Bazen günlük olaylardan sıkılıp, kendimi kapamaya niyetlenirim. Herkes böyledir kuşkusuz… Ancak uzak cennet ülkemde darmaduman, son derece yoğun baş döndürücü yaşanan güncel olaylar esir alıyor yaratıcılığımı çoğu zaman… Hafızam o toprakların hafızasıdır aynı zamanda… Büyüklerimin hafızası. O topraklarda doğdum; o topraklarda büyüdüm; o topraklarda öğrendim; nereden başlayacağımı, nereye gideceğimi ve nereye varacağımı…. Bugün insanlığa dokunabilmek için bir yerdeyim… Yaşadığımı anlamanın yolu yazmakta geçiyor…
Yazmak insanoğlunun temel ifade biçimlerinden. Ne zamandır yazıyoruz. Yazsan ne yazar bu ülkede, bu dünyada? “Yıllardır yazıp çiziyorsun, ne değişti, ne düzeldi, yorulmadın mı?” gibi umutsuzluk, karamsarlık fışkıran cümleler uçuşuyor kafamda. Ama, üyesi olduğumuz toplum; gözaltı, şiddet, açlık, yoksulluk, adaletsizlik, işkence politikalarıyla terbiye edilmeye çalışılırken, korku ve karamsarlık yaygın ve kronik bir ruh haline dönüşürken hiçbirimiz oturup durumu seyredemeyiz. Sorumluluk duygusuna sahip her bir aydın, siyasetçi, yazar veya entelektüelin elini taşın altına koyarak topluma öncülük etme görevi vardır. İnsanın önce kendine itirazları, nefsine başkaldırması vardır. Bu hürriyete doğru bir hamle. Bunu başarabilenler, işte o isyan ahlâkı dairesine giriyor. Daha ötesi kendi benini aşıp sorumluluk hissiyle ait olduğumuz cemiyete, halka∕topluma çevrilmek, halk∕toplum için emek harcamak, bilginin halk∕toplum için iyi bir şey olduğu inancına sahip olmaktır. Bu yalnız görev anlayışının değil varlık sebeplerinin de icabıdır.

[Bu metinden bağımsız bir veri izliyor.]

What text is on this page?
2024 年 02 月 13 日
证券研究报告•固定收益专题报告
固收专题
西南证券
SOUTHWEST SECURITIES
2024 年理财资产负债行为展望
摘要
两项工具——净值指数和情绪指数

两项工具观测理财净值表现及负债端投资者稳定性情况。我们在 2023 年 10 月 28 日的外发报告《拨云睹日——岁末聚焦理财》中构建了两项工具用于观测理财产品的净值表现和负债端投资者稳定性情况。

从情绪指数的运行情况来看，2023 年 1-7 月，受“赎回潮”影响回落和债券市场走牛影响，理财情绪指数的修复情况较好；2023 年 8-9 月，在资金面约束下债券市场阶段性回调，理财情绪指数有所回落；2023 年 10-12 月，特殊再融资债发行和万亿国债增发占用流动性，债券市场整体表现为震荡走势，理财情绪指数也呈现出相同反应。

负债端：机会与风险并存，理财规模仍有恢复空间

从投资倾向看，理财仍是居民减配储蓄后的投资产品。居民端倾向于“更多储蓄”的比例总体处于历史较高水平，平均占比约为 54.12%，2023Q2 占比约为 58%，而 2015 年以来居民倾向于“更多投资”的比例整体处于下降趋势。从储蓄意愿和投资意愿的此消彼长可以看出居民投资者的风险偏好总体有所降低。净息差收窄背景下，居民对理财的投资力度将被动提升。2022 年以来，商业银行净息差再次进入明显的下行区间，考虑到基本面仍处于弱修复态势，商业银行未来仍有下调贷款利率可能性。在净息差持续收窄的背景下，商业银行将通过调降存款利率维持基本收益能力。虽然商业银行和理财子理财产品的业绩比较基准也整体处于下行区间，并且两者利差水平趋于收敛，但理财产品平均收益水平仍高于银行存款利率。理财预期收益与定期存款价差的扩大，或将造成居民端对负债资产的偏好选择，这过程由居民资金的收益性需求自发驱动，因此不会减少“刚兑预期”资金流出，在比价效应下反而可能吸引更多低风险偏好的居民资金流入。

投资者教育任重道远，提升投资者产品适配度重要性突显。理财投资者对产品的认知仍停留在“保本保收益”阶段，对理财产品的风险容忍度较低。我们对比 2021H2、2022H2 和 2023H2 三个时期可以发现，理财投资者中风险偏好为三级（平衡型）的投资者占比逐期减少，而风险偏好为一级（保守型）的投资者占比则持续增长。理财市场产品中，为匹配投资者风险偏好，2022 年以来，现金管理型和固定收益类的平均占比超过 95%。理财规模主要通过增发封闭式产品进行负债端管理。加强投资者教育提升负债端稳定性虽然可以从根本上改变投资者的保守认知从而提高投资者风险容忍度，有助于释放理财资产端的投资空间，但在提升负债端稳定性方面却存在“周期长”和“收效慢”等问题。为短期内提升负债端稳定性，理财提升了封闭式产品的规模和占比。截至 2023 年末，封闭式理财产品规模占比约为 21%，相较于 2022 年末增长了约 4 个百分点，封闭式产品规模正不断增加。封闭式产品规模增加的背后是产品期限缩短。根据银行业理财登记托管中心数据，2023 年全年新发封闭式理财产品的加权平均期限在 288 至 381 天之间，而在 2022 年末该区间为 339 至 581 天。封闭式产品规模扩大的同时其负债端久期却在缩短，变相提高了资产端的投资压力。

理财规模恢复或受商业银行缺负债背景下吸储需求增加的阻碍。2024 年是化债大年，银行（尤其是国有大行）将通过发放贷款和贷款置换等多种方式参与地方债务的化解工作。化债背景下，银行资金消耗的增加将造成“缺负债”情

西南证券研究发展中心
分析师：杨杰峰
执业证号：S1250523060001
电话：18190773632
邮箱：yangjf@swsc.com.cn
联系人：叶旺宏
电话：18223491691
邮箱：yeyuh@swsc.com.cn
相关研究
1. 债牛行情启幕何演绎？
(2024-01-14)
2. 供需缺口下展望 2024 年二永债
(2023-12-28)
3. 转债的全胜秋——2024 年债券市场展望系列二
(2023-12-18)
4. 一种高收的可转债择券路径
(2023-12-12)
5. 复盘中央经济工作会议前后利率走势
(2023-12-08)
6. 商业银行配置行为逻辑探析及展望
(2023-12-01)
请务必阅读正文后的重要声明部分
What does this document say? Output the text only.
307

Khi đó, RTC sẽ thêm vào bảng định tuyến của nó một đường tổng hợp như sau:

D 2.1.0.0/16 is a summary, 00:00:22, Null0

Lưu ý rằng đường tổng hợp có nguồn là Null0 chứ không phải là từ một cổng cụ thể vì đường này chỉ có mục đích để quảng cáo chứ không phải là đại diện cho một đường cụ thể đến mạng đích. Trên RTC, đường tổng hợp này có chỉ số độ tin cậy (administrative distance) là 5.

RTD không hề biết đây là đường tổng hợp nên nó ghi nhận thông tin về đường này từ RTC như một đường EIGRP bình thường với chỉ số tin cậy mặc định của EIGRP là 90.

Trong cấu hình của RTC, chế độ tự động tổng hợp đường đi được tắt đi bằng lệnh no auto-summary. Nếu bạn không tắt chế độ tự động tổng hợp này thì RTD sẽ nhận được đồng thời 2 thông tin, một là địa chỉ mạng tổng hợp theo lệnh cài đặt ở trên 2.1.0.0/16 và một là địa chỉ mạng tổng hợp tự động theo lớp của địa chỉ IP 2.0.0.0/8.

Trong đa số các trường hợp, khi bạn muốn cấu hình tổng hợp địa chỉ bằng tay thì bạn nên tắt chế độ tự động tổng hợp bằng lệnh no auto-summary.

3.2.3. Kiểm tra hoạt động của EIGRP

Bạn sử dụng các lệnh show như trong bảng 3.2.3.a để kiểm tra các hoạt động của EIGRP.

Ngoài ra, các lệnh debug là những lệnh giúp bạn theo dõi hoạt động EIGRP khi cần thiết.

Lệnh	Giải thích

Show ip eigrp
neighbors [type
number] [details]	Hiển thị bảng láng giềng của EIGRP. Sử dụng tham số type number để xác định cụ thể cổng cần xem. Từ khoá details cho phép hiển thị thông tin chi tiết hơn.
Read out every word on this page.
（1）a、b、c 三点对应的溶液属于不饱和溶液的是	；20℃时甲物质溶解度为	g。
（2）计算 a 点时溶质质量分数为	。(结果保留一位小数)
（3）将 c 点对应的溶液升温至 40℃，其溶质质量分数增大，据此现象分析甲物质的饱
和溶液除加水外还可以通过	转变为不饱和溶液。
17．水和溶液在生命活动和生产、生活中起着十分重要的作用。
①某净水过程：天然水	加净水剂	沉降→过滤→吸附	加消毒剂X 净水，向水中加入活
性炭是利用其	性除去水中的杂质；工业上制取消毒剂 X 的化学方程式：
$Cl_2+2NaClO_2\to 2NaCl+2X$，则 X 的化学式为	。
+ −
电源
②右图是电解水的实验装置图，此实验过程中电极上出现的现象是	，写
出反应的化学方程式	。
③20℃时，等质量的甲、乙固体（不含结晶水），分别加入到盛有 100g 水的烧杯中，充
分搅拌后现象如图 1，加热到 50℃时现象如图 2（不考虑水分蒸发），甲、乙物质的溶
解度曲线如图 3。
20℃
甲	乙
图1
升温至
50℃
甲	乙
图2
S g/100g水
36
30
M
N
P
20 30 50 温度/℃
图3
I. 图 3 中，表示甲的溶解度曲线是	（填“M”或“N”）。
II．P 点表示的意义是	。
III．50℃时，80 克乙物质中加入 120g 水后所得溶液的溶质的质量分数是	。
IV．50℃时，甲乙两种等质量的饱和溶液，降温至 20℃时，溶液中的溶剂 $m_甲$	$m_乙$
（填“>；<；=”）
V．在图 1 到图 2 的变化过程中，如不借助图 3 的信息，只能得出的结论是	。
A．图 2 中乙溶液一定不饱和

“Yalnız hüznü vardır kalbi olanın” diyor İlhami Çiçek. Bize bir kalbimiz olduğunu hatırlatıyor. Kalbimiz, Türkiye’ye tebessüm ediyor, uzaklardaki güzel ülkem hüznümüzü büyütüyor.
***
En büyük zaafımız zaaflarımızdır. Ancak, insanın varlık amacı da insanlaşma sürecini tamamlamasıdır aynı zamanda. İnsandan beklenen olabildiğince insanlaşmasıdır yani. Olabildiğince diyorum çünkü ülkemizde bu zorlu süreci ‘tamamlamak’ oldukça güç görünüyor. Azına razı kılıyor yaşananlar, yaşadıklarımız. Elbette sadece memlekette değil tüm dünyada insanlık adına büyük bir eksen kayması yaşanıyor. Ama herkes önce kendi sorununa odaklanmadığı sürece ‘çözüm’den söz etmek de gün geçtikçe imkânsız hale geliyor. Yani ‘elin sorunlarını‘ bir kenara bırakırsak… İnsanlık adına üzerinde düşünüp uzlaşmamız gereken konular var.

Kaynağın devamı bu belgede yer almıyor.